Que quelques solitudes – III
par John Blouin
Dans le centre du centre de Lima, j’habitais une fausse ruelle. Ne me souviens plus de la place. Sauf ma grande fenêtre qui s’ouvrait sur un toit de verre pilé. Un vieux barbelé pris en position fœtus. Des pigeons ou des geais bleus en lipsynch vers midi. Me souviens de la délicatesse d’une poignée de feuille de coca, dans du rhum brun, pour la nuit. Des poèmes sur papier calque. Jeune vingtaine dans le vide, sans le génie, avec l’élan de Bukowski. Écrire et tout le reste, Painkiller de Zorn remplaçant Mahler. Avec la main street et les touristes qui s’agitaient pour partir avant minuit. Peligroso. Entendre les toiles de fer des boutiques qui se ferment ensemble comme écrans, et les baluchons multicolores s’ouvrant là-dessus, bloquant tout le reste. Les mains illégales offrant tout, et les faces du Che sur les g-string, les lighters sans gaz aussi. De fausses diseuses de bonnes aventures cheap cheap et trop belles guidant la marche d’hommes tentés par l’espoir. Un théâtre de rue sur une grande fontaine sèche comme scène. Me cache la face. Walt Disney, pour vrai. J’adorais.

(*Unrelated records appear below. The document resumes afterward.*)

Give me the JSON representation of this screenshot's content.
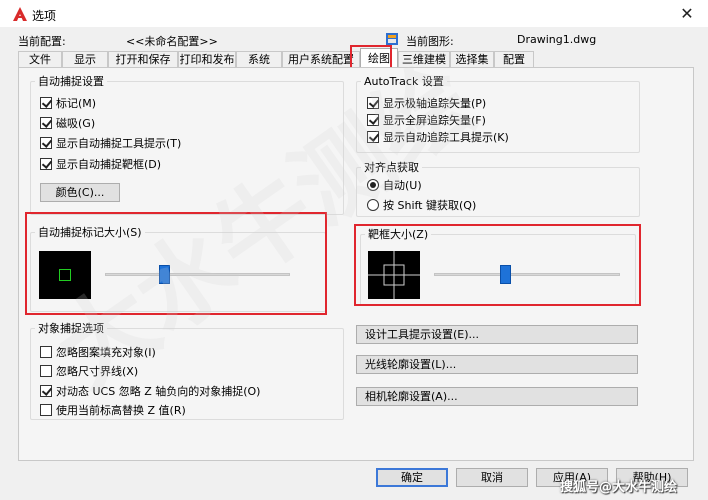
{
  "window": {
    "title": "选项",
    "close_glyph": "✕"
  },
  "header": {
    "current_profile_label": "当前配置:",
    "current_profile_value": "<<未命名配置>>",
    "current_drawing_label": "当前图形:",
    "current_drawing_value": "Drawing1.dwg"
  },
  "tabs": [
    {
      "label": "文件"
    },
    {
      "label": "显示"
    },
    {
      "label": "打开和保存"
    },
    {
      "label": "打印和发布"
    },
    {
      "label": "系统"
    },
    {
      "label": "用户系统配置"
    },
    {
      "label": "绘图",
      "active": true
    },
    {
      "label": "三维建模"
    },
    {
      "label": "选择集"
    },
    {
      "label": "配置"
    }
  ],
  "autosnap": {
    "legend": "自动捕捉设置",
    "items": [
      {
        "label": "标记(M)",
        "checked": true
      },
      {
        "label": "磁吸(G)",
        "checked": true
      },
      {
        "label": "显示自动捕捉工具提示(T)",
        "checked": true
      },
      {
        "label": "显示自动捕捉靶框(D)",
        "checked": true
      }
    ],
    "color_button": "颜色(C)..."
  },
  "autosnap_size": {
    "legend": "自动捕捉标记大小(S)",
    "value_fraction": 0.32
  },
  "object_snap_options": {
    "legend": "对象捕捉选项",
    "items": [
      {
        "label": "忽略图案填充对象(I)",
        "checked": false
      },
      {
        "label": "忽略尺寸界线(X)",
        "checked": false
      },
      {
        "label": "对动态 UCS 忽略 Z 轴负向的对象捕捉(O)",
        "checked": true
      },
      {
        "label": "使用当前标高替换 Z 值(R)",
        "checked": false
      }
    ]
  },
  "autotrack": {
    "legend": "AutoTrack 设置",
    "items": [
      {
        "label": "显示极轴追踪矢量(P)",
        "checked": true
      },
      {
        "label": "显示全屏追踪矢量(F)",
        "checked": true
      },
      {
        "label": "显示自动追踪工具提示(K)",
        "checked": true
      }
    ]
  },
  "alignment": {
    "legend": "对齐点获取",
    "options": [
      {
        "label": "自动(U)",
        "selected": true
      },
      {
        "label": "按 Shift 键获取(Q)",
        "selected": false
      }
    ]
  },
  "aperture_size": {
    "legend": "靶框大小(Z)",
    "value_fraction": 0.38
  },
  "side_buttons": {
    "tooltip": "设计工具提示设置(E)...",
    "lights": "光线轮廓设置(L)...",
    "camera": "相机轮廓设置(A)..."
  },
  "footer": {
    "ok": "确定",
    "cancel": "取消",
    "apply": "应用(A)",
    "help": "帮助(H)"
  },
  "watermark": {
    "text": "搜狐号@大水牛测绘",
    "background_text": "大水牛测绘"
  },
  "colors": {
    "accent_red": "#e0262e",
    "slider_thumb": "#1e72d8",
    "snap_marker": "#22cc22"
  }
}
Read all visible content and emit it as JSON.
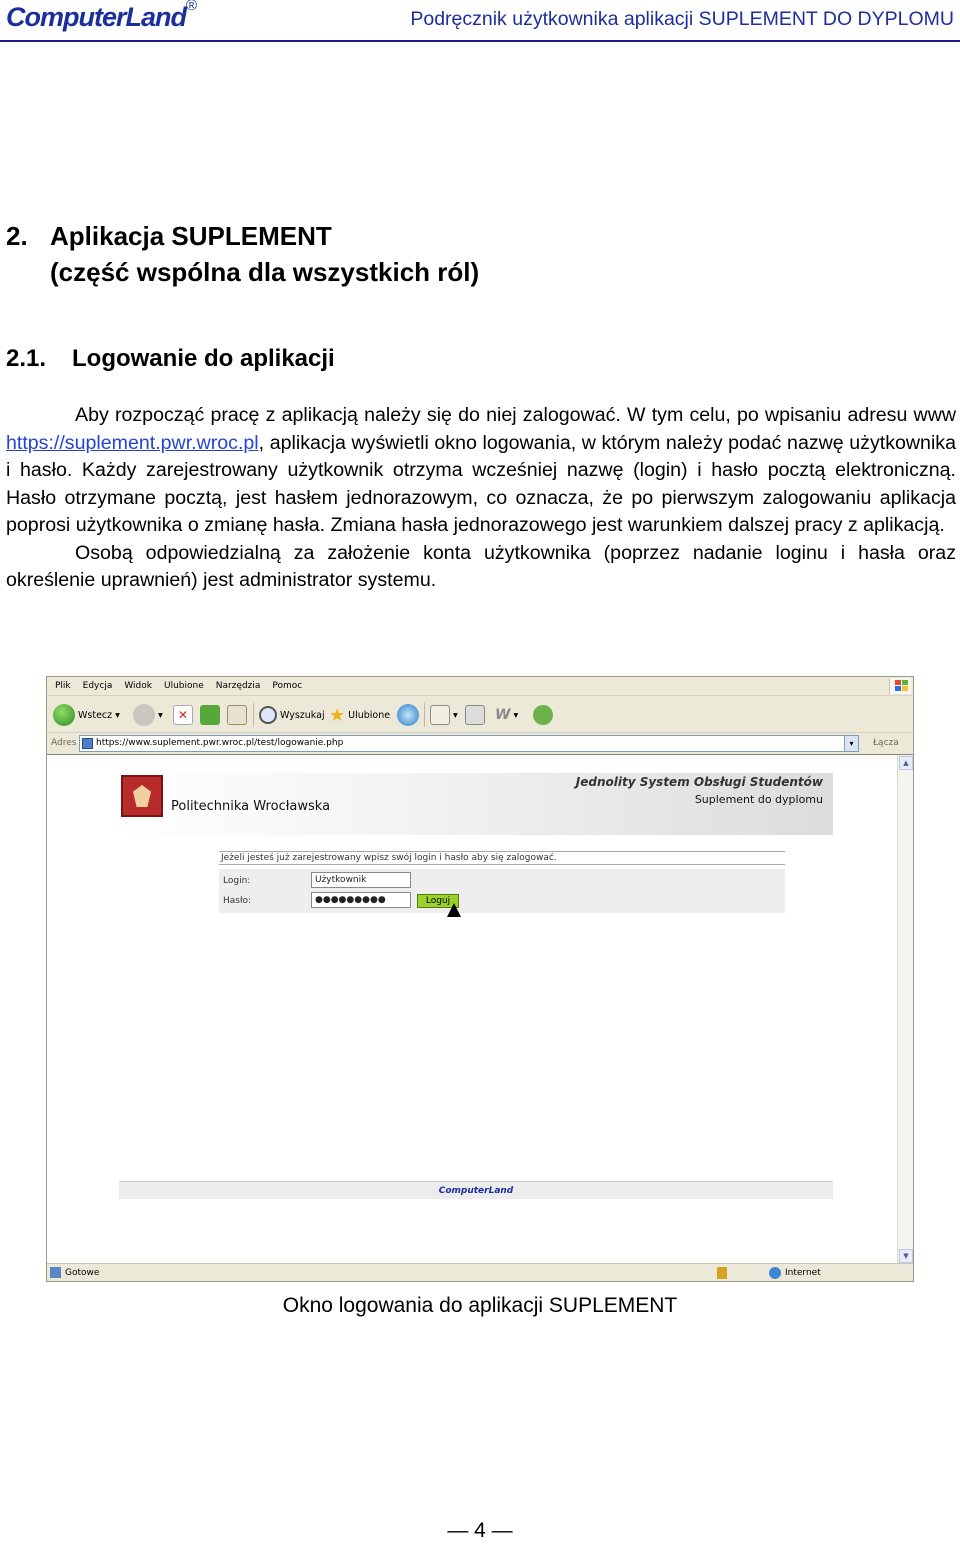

Disons que c’était le dernier soir pour moi à Lima… le golden hour direct dans la face, sur le jaune de la Plaza de Armas. Venant de la fausse petite ruelle. Sur les ombres qui s’étirent, des cireurs de souliers doivent se battre encore, et des jeunes filles autour de 14 ans se vendent déjà bien ici et là. Tranquille, seul et en manque d’images. Le noir et l’orange du crépuscule pressent tranquillement ces gens qui s’en vont, qui hâtent le pas. Fin des faisceaux du soleil, et sensation de solitude. Sans vouloir voir personne, ne me restait plus que le cinéma.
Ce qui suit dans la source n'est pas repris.